There is an interesting story told by the imam of the central mosque in Baltasi, who regularly receives invitations to talk to senior class students about relationships between young people in order to prepare them for future family relationships. One day he brought a package of chocolates to a conversation with young ladies in the eleventh grade. He poured them out onto the table and invited them to take one. After each took her treat,
the imam drew the girls' attention to the fact that one candy that did not have a wrapper was left untouched on the table — no one wanted to take it. This is the way the imam tried to convey the idea of chastity to those girls.
There are also frequent cases where the imam is invited for regular weekly conversations with primary school students on matters of morality.

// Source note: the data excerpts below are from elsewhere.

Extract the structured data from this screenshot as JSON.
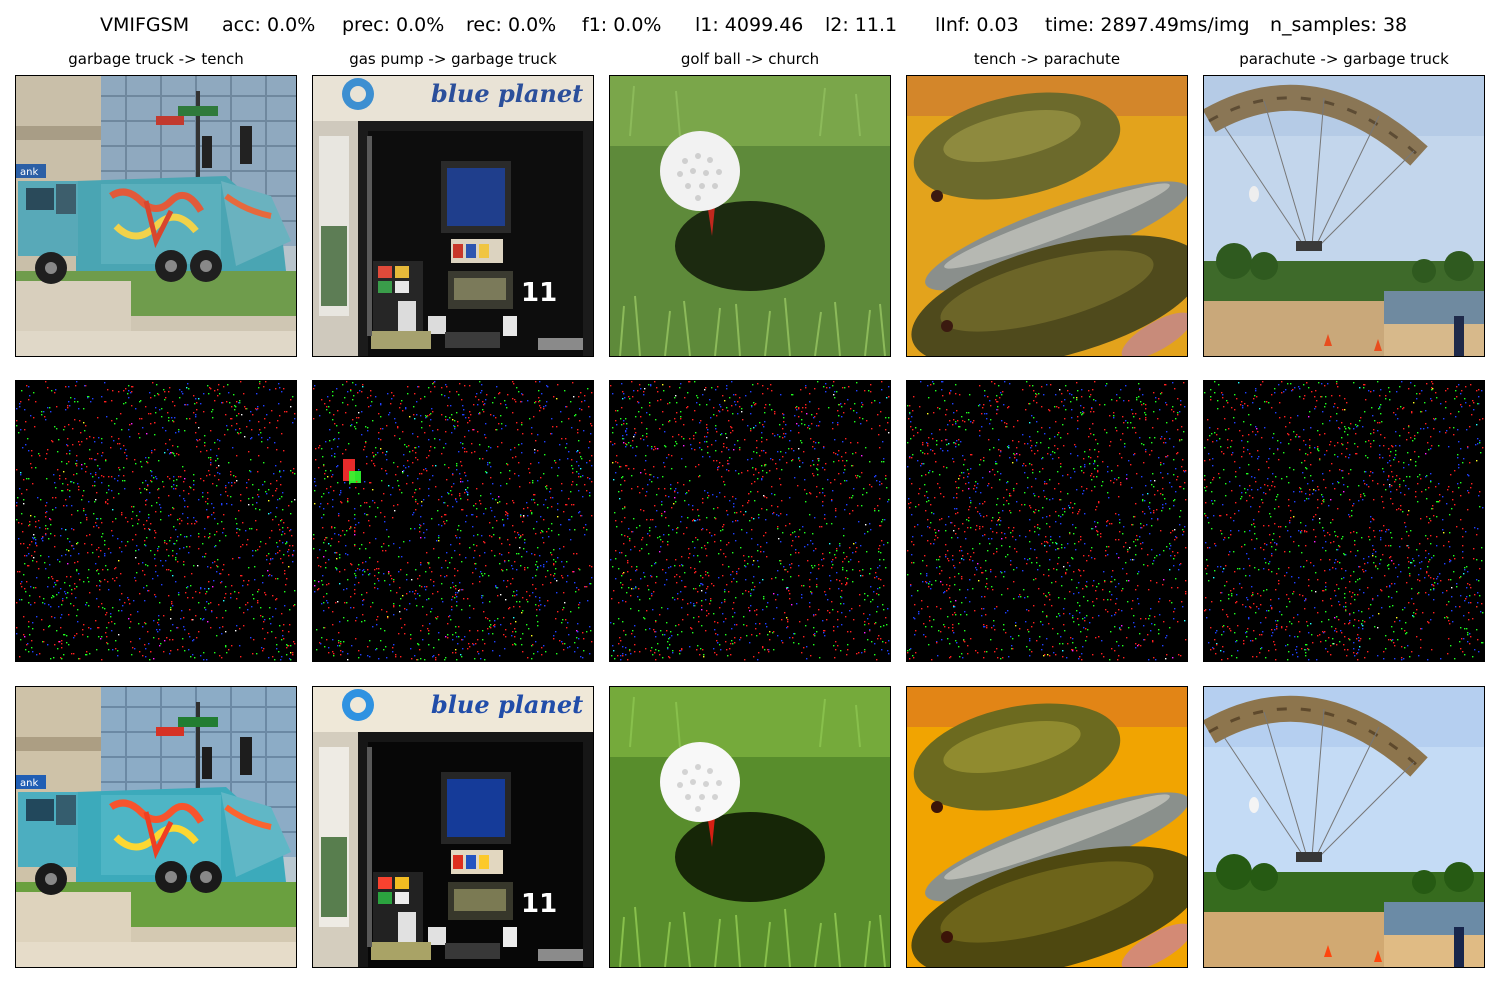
{
  "figure": {
    "header": {
      "method": "VMIFGSM",
      "acc": "acc: 0.0%",
      "prec": "prec: 0.0%",
      "rec": "rec: 0.0%",
      "f1": "f1: 0.0%",
      "l1": "l1: 4099.46",
      "l2": "l2: 11.1",
      "linf": "lInf: 0.03",
      "time": "time: 2897.49ms/img",
      "n_samples": "n_samples: 38"
    },
    "columns": [
      {
        "title": "garbage truck -> tench",
        "scene": "garbage-truck"
      },
      {
        "title": "gas pump -> garbage truck",
        "scene": "gas-pump",
        "sign_text": "blue planet",
        "pump_number": "11"
      },
      {
        "title": "golf ball -> church",
        "scene": "golf-ball"
      },
      {
        "title": "tench -> parachute",
        "scene": "tench"
      },
      {
        "title": "parachute -> garbage truck",
        "scene": "parachute"
      }
    ],
    "rows": [
      "original",
      "perturbation",
      "adversarial"
    ],
    "noise_colors": [
      "#ff2020",
      "#20ff20",
      "#2040ff",
      "#ffffff",
      "#ff20ff",
      "#20ffff",
      "#ffff20"
    ]
  }
}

So, the imam of Elhovo village of Almetyevsky district, at the request of parents and the invitation of the school administration, conducts regular lessons in ethics for children of the Tatar first grade class every Wednesday for half an hour from 7:30 to 8:00 am.
And finally there are various competitions for children, such as the Qur'an recitation contest, held every year at the madrassa in Kukmor. The same competition is held in Baltasi and many other districts of the republic. For example, a contest called "Brothers and Sisters of Syuy-umbika," is held by the Kazan Yardam Mosque. At the Buinskoye Madrassa, a competition for knowledge of Islamic culture is held.
Conclusion
The above analysis of the specifics of subjects related to the teaching of religion in general and Islam in particular for children in the Republic of Tatarstan testifies to a rather interesting situation. In the Russian Federation, with its concept of Russian society as a single community, there are ethnic cultures and confessional communities that have their own ideas about man, and it is very difficult to combine them in such a way that they do not come into conflict with one another. This is not to mention the fact that within the framework of one community, for example, a confessional community, the concept of a perfect person could be different depending on the region: for example, the Muslims of the Northeast Caucasus — Chechnya, Ingushetia and Dagestan — have a completely different view of the system of religious education than Muslims of the Volga-Ural region — Tatarstan and Bashkortostan. Even more than that, within the framework of one national republic, for example Tatarstan, there are different concepts of Islam — there are teachers who tend more toward fundamentalistic ideology and those who are more moderate.
In modern postsecular society, according to Jürgen Habermas, "a greater degree of communicative rationality expands — within a communication-community — the scope for unconstrained coordination of actions and consensual resolution of conflicts" (Habermas 1987, 17). Thus, understanding the processes currently taking place in the field of religious education for children by various players on the educational stage can help us to understand the boundaries encountered in the
context of achieving both the general and the private goals of various groups. Every social community has its own idea of the role of religion in the upbringing of children, and the real state of things in this area is determined by the economic and political capabilities of certain groups in modern Tatarstan. At present, the situation with the teaching of religion is in a delicate state of balance. It will be difficult to maintain this state for long. The number and economic strength of Muslim communities grow, while the secular community and representatives of other religious cultures are discontented with the growth of Islam. The issues of religious extremism and terrorism, which dictate certain methods of control over the religious sphere in the republic by the state, also remain relevant. In any case, the consideration of regional, ethnic, and confessional specifics, as well as the idea of social peace and well-being, remain the most reliable way of building and reforming the system of modern education in its gradual shift from the past to the future.